Should-have: write a directly-loadable static executable (PT_LOAD segments, PT_GNU_STACK, .note.gnu.build-id). Skip dynamic linking in Phase 1; static linking against libc-free Mochi runtime is simpler.

Nice-to-have: dynamic loading (PT_INTERP, PT_DYNAMIC, GOT/PLT, DT_NEEDED), IFUNC, PT_GNU_RELRO, compressed debug info, DT_RELR.
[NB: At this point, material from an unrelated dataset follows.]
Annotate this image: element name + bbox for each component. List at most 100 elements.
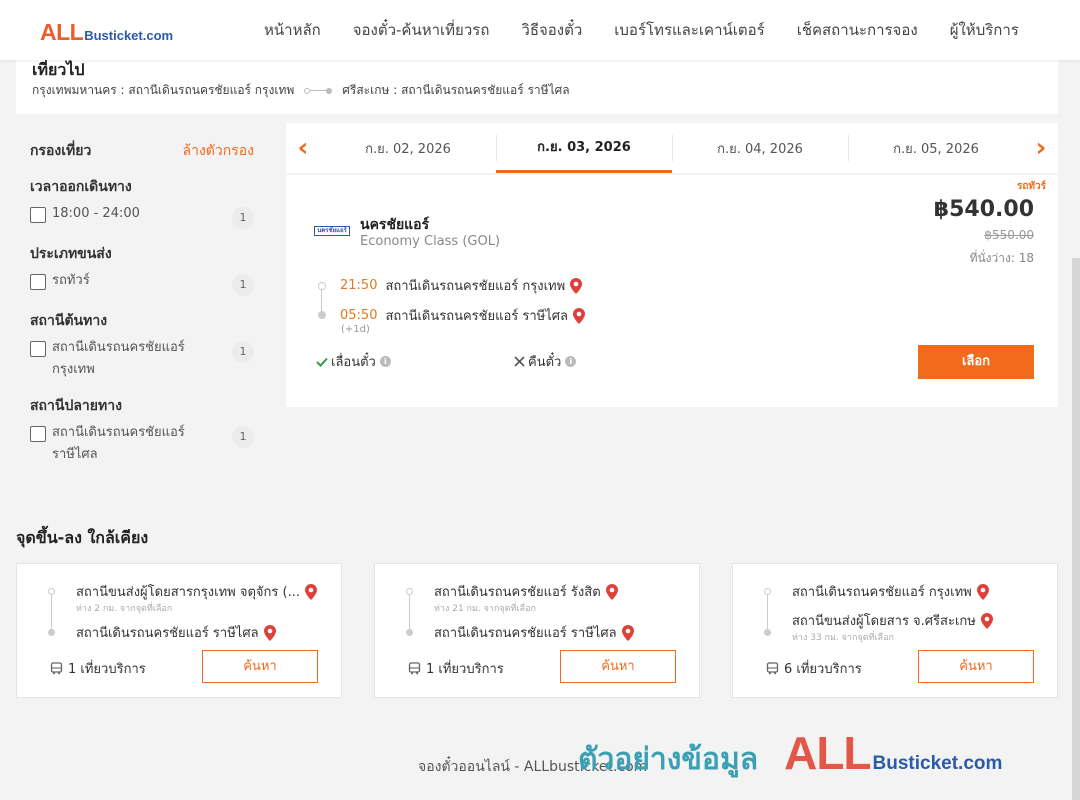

Estimated effort: ~1 week for static executable emission, ~1 month for full dynamic linking support, plus per-arch relocation handling.

§6 Mochi adaptation note

compiler3 would gain an objfile/elf package alongside the existing typed-IR pipeline. The arena allocator from runtime/vm3 needs no ELF awareness; it just calls mmap at startup. The runtime entry point is a small _start stub in the target backend that sets up the arena, runs Mochi’s main, and exits via the syscall ABI for the target OS.

For dynamic libraries (.so), the runtime/vm3 arena would need to be allocated per-process, not per-module. This is the standard problem of multiple instances of an embedded VM.

§7 Open questions for MEP-42

Static vs dynamic in Phase 1? Recommend static-only for Phase 1. Simpler, no GOT/PLT, no .interp dependency, fewer moving parts. Dynamic in Phase 2 for shared-library support.
Strip debug info by default? Recommend emit unstripped + .build-id, ship separate mochi-stripped artifact.
PT_GNU_STACK: always non-exec. PT_GNU_RELRO: always on. .note.gnu.property: emit CET bits on x86_64, BTI bits on aarch64. Recommend default-on for all hardening notes.
Linker: invoke system ld/lld/mold, or vendor mold source? Recommend system linker for Phase 1, in-process linker for Phase 2.